Now the folks at QVC may have had a purely metaphorical, fun, marketing use of the word own in mind. But companies often do get all hot and bothered about trying to own our cultural commons more literally. When The Name Inspector worked at a language technology company in the late 1990s, one of the executives thought we should seek a patent on our code because it would be “like having a patent on the English language”. Such hubris, such naivete.

Ah, now The Name Inspector is taking a trip down memory lane, and is reminded of another story from the late 1990s, which Geoffrey Pullum wrote about in 2004. James Pustejovsky, a famous computational lexical semanticist (at least, about as famous as a computational lexical semanticist can be), started a natural language processing company in 1997. First he called it Lexeme. This is a perfectly nice real-word name. Lexeme is a technical term in linguistics that means, basically, ‘word’. But a large company threatened to sue for infringement upon their trademark. Any guesses about which trademark it was? Lexus. Yep, for the luxury division of Toyota. Somehow they believed they owned the sequence of letters lex, despite the fact that this is an ancient Greek root found in English words like lexicon, lexical, and dyslexia.

As Pullum wrote, “Aren’t the owners of the English language ever going to rise up against greedy corporations like Lexus and Microsoft and Starbucks who lay claim to whole regions of the phonetosphere…?”. The prospect of huge legal fees forced Pustejovsky to change the name of his company, but he found his own way to fight back: he called his company LingoMotors, no doubt intending a dig at Lexus. But The Name Inspector fears that fighting linguistic land grabs with little witticisms is a bit like the idea, lampooned in Woody Allen’s movie “Manhattan”, of countering a Nazi rally with a devastating editorial.
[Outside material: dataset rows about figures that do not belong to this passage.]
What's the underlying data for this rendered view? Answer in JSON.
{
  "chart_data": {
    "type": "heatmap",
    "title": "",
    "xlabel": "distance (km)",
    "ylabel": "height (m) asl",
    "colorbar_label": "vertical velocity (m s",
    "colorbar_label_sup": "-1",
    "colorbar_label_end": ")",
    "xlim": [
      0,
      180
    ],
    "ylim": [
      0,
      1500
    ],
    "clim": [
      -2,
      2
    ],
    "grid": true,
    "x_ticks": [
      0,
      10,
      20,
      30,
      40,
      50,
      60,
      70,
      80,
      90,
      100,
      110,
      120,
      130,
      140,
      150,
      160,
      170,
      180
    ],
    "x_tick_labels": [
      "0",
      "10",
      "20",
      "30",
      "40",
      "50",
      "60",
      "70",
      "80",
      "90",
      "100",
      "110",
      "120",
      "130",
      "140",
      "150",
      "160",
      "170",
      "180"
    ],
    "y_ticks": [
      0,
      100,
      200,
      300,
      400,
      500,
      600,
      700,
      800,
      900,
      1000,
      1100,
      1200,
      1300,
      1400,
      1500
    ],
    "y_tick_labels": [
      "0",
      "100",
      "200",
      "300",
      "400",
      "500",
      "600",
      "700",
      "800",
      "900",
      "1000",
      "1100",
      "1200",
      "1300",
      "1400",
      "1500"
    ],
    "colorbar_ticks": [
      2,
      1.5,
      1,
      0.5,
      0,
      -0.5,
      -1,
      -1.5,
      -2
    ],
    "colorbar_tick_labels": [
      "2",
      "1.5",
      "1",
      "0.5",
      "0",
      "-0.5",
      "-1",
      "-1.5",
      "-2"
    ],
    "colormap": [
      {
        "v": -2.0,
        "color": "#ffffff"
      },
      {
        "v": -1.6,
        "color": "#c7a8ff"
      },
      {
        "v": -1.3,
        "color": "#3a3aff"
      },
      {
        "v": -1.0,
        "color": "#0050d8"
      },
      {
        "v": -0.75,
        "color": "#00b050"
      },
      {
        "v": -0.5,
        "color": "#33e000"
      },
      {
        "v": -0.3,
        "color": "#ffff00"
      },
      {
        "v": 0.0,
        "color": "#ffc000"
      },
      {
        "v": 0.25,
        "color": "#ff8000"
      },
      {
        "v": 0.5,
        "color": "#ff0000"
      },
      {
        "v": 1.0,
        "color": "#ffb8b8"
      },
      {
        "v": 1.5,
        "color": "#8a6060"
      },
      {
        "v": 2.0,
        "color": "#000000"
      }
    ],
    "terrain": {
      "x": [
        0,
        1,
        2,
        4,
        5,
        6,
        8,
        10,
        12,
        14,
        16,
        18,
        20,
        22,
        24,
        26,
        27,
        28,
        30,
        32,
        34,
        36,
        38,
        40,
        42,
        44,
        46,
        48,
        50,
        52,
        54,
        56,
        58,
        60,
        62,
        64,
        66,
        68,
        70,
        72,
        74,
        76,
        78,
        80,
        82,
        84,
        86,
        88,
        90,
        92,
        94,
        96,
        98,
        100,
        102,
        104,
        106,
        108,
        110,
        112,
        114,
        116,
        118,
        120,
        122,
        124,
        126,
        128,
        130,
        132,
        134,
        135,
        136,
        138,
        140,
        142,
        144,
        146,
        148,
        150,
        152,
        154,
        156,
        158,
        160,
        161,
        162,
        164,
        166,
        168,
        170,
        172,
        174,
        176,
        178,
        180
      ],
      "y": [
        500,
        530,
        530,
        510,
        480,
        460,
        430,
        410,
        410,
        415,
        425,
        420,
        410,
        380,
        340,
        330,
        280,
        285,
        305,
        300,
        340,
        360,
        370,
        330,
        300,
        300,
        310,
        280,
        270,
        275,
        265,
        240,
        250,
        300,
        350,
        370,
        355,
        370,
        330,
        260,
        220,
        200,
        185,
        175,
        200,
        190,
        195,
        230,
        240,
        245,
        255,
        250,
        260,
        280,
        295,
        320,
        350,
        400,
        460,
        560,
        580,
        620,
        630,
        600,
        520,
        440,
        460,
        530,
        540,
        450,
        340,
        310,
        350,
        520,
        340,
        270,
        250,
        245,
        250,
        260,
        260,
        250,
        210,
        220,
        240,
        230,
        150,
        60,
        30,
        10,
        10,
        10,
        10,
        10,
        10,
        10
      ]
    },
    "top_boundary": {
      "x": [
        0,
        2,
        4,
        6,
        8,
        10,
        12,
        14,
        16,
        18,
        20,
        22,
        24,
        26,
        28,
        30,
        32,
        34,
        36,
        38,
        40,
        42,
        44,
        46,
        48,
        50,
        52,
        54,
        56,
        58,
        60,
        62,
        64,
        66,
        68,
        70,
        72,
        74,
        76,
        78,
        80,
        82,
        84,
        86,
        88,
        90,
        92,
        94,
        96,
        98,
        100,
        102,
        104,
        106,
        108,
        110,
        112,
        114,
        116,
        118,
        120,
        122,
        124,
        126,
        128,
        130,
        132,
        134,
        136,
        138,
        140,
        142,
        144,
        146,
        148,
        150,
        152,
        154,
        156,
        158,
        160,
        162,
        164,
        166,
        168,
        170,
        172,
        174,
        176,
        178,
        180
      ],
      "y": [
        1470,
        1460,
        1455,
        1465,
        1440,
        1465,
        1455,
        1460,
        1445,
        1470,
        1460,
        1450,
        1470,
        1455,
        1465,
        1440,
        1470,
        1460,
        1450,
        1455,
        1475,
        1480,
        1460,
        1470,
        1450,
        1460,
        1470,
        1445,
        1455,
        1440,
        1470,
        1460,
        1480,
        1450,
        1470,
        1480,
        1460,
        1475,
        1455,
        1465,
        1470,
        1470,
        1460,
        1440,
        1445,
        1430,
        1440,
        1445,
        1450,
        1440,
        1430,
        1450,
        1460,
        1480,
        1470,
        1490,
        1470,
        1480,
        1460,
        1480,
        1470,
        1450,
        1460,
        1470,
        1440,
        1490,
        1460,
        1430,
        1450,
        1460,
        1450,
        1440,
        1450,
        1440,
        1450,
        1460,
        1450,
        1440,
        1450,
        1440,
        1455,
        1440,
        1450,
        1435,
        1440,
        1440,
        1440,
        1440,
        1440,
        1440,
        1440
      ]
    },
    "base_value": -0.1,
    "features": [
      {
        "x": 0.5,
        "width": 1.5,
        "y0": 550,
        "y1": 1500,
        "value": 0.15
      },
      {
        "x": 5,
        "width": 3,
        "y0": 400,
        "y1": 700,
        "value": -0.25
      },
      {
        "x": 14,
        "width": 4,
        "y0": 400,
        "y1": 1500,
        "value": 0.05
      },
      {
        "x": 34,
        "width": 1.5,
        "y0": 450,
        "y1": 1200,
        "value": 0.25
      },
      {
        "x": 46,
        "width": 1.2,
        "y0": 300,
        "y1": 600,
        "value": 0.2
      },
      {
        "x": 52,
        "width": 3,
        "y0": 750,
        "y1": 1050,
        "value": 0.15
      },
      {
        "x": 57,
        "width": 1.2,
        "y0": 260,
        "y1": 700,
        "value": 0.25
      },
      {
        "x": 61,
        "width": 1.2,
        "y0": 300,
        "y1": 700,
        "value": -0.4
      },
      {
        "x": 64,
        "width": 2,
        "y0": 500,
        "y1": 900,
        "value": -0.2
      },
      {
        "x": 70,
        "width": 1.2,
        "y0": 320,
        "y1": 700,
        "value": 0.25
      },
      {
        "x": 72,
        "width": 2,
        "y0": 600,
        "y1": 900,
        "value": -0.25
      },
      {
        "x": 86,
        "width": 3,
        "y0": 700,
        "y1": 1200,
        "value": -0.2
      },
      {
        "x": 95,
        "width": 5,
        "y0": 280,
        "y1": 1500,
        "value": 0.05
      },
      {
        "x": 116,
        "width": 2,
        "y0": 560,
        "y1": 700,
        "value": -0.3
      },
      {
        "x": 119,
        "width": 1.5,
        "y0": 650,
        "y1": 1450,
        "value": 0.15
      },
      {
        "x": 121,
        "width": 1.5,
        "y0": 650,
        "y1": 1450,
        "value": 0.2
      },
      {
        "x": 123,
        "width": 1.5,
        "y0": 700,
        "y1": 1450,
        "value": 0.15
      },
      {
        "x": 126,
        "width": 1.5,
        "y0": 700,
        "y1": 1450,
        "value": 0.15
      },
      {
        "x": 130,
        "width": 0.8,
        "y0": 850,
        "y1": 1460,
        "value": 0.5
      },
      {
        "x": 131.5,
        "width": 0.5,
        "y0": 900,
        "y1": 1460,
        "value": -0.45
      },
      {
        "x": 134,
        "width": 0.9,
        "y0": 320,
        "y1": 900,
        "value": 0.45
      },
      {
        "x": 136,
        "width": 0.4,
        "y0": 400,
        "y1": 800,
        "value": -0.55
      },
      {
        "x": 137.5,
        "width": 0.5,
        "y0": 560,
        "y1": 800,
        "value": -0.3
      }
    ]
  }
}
[tags]q, the letter q, qvc, abbreviations, lexeme, the name lexeme, lingomotors, lexus, o magazine, oprah magazine, oprah[/tags]

2 Responses to “Q gotta be kidding”

  1. on 04 Oct 2007 at 10:46 pm Danny Bronski

    In the case of the fetish O magazine, the name is actually somewhat cleverly alliterative (“Story of O”), although in Oprah’s case, there is clearly a laughable dose of “such hubris, such naivete” involved. That legal decision was a bad one, my gut tells me.

    I don’t think Lexeme had anything to worry about from a legal perspective, but the good news there is in the past few years, overstaking one’s claim to the phonetosphere via trademark infringement letters had led to more than one big company getting blasted in the blogosphere.

    Perhaps the only reason the Q to the V to the C are still in business is that their main competitor chose the awe inspiring “Home Shopping Network”. Few naming sins worse than trying to forcefeed a consumer an acronym.

  2. on 07 Oct 2007 at 12:25 pm Marc Naimark

    There was a noted case recently in France regarding the use of a letter.
    An article can be found here (bottom of page 2):
    http://20minutes.s3.amazonaws.com/20070920_PAR.pdf

    Basically a café owner was found guilty of “counterfeiting a brand” and fined 13,000 euros.

    His café was named “Café K”, after his own name Karim Kaci, and he had registered the brand name three years earlier.

    A cinema chain, MK2, sued, because they have their own “café K” (as far as I understand, this specific brand is not registered… just the MK2).

    The court judged (!) that any use of the letter K by the café owner was illegal. No possibility of using the name “café Ka”, or even “café Kaci”, his own name.

    The result is that he’s renamed the place, which had a strong brand recognition as a music venue, the “café I”, after his wife, Isabelle.